Bakın bayrak satan işçi kardeşim 7 yıl ile yargılanmak isteniyor. Yine gösteri yapan kardeşlerime pala ile saldıran insanın yurt dışına kaçmasına izin veriyor ve cezasız bırakıyor. Bunlar bitmediği sürece bu gösteri ve yürüyüşler devam edecektir.
Bu eylemlerde halk nerededir, sorunuza ise bu eylemler halkın sokağında, halkın içinde yapılmaktadır. Bize süt atan, bizi gazdan korumak için bez atan, ilk ve gerekli müdahaleleri yapan halktır. Barikat için atılan kanepeleri, çamaşır makinelerini, televizyonları herkes gördü. Halk eylemlerin içinde ve ben polisin uyguladığı şiddete konuyu çekmek istiyorum. Evlerin içine gaz bombaları atılıyor. Evlerin içine su sıkılıyor. Bir ev polisin attığı gaz fişeği ile yandı.
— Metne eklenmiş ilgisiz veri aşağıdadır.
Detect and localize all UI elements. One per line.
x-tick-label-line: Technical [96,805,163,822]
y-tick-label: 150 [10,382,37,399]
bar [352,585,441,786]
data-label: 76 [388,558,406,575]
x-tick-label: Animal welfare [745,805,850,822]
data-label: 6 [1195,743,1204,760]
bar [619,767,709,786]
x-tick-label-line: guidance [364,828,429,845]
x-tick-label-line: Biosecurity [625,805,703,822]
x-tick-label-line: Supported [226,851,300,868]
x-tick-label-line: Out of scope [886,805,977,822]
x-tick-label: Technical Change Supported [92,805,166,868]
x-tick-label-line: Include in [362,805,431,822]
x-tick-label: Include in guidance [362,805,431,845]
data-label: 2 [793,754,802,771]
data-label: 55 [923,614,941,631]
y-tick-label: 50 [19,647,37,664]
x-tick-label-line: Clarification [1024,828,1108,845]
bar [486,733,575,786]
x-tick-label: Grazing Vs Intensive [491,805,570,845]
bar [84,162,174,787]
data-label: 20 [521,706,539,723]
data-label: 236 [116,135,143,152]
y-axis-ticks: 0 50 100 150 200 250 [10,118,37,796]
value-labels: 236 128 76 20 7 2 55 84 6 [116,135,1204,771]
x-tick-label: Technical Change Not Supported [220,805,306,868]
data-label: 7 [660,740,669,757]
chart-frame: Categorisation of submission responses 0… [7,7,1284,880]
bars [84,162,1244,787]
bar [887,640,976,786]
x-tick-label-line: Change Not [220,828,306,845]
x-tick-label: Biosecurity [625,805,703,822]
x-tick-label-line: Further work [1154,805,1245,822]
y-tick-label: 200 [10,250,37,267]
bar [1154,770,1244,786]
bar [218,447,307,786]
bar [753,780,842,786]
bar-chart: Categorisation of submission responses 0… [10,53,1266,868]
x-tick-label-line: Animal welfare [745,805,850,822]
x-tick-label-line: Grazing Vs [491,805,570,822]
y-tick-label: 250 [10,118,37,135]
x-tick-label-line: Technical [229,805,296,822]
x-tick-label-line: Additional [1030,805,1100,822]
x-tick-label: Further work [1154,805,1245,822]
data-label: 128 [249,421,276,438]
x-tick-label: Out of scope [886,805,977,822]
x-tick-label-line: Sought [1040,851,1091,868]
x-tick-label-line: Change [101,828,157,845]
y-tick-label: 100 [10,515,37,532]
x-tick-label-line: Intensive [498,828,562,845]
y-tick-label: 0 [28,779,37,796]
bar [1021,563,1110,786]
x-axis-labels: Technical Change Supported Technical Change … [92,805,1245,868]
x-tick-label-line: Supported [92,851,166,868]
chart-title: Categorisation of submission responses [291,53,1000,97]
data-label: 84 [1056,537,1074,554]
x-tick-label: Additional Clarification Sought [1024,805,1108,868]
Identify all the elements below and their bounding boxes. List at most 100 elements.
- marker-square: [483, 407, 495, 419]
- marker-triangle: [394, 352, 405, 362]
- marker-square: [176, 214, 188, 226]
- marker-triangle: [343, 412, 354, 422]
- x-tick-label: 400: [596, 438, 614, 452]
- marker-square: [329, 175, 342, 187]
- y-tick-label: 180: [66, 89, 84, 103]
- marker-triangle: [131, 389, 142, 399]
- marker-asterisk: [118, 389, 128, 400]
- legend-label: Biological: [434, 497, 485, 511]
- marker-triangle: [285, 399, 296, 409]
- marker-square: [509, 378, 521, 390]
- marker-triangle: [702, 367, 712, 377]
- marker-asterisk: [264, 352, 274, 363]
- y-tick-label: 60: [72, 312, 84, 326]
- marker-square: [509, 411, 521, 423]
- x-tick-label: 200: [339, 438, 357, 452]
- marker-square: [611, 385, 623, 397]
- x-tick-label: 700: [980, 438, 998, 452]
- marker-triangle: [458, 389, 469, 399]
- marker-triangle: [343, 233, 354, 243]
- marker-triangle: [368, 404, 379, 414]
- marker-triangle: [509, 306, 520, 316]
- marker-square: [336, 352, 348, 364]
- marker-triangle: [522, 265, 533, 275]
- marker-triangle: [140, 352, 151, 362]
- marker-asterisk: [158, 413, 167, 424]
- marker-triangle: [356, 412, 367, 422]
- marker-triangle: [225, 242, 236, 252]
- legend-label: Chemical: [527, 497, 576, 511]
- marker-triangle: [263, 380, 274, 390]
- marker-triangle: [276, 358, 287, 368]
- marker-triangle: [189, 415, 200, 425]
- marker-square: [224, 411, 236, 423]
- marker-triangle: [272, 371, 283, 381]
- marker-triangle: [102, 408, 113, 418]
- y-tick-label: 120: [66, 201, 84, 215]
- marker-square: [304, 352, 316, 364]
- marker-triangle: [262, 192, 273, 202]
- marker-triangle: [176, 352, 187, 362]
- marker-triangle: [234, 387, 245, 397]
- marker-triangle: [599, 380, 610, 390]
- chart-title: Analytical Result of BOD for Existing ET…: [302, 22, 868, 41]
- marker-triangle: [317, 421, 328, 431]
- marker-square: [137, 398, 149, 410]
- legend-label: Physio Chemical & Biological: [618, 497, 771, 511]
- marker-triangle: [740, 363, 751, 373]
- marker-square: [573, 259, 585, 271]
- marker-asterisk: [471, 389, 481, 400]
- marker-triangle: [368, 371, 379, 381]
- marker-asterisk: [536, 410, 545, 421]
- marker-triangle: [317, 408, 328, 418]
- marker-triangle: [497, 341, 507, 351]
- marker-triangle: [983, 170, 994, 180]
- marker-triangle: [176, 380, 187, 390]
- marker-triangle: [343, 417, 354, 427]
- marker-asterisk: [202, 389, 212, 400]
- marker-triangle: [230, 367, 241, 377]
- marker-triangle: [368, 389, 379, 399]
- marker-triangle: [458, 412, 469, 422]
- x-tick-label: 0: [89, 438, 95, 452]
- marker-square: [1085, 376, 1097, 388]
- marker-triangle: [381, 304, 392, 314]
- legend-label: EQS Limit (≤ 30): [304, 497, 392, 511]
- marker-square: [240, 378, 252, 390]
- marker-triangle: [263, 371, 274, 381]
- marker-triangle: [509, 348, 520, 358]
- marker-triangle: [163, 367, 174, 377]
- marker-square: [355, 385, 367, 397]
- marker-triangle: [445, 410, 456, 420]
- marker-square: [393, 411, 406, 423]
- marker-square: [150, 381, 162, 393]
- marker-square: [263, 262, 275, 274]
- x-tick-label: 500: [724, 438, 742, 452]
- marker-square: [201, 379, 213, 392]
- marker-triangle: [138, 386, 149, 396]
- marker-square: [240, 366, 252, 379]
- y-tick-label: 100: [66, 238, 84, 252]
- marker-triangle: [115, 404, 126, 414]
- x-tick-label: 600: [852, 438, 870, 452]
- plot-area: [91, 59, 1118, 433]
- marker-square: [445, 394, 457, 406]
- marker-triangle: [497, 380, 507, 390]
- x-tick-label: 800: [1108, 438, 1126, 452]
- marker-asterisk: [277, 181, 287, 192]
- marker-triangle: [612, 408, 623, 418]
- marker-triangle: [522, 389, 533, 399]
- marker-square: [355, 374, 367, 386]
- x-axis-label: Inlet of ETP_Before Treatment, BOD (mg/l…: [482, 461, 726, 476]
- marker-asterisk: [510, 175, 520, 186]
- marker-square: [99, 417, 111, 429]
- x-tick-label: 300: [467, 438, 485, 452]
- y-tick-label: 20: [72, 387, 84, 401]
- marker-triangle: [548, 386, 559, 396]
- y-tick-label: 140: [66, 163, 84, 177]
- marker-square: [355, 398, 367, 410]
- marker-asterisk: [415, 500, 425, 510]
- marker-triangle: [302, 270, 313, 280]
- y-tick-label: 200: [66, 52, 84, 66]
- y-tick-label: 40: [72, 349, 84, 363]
Amaç nedir? Halkı zor durumda bırakarak, göstericilere tepki göstermesini sağlamaya yönelik uygulamalardır. Halkın şunu söylemesini bekliyorlar. “sizin yüzünüzden gaz sıkılıyor, su sıkılıyor, sizin yüzünüzden uyuyamıyoruz.” Gibi tepkilerin olmasını bekliyor. Şimdi benim halam, teyzem ordadır. Zaten aşağı inen bu saydığım halktır. Bu halk nasıl bir tepki verecektir? Halk kendi çocuğuna tepki gösterir mi? Onun için halk nerede derseniz ben halk tam içinde derim. Bu gösterileri halk yapmaktadır. Marjinal grup, provokatör yoktur. Siz böyle düşünürseniz, halkı karşınıza almış olursunuz. Çünkü, en büyük provokatör halk olmuş olur. Eylemler daha kalabalık olarak devam edecektir. Halkın tepkisi, polisin ve hükümetin bu yanlış politikalarına karşı olduğunu belirteyim.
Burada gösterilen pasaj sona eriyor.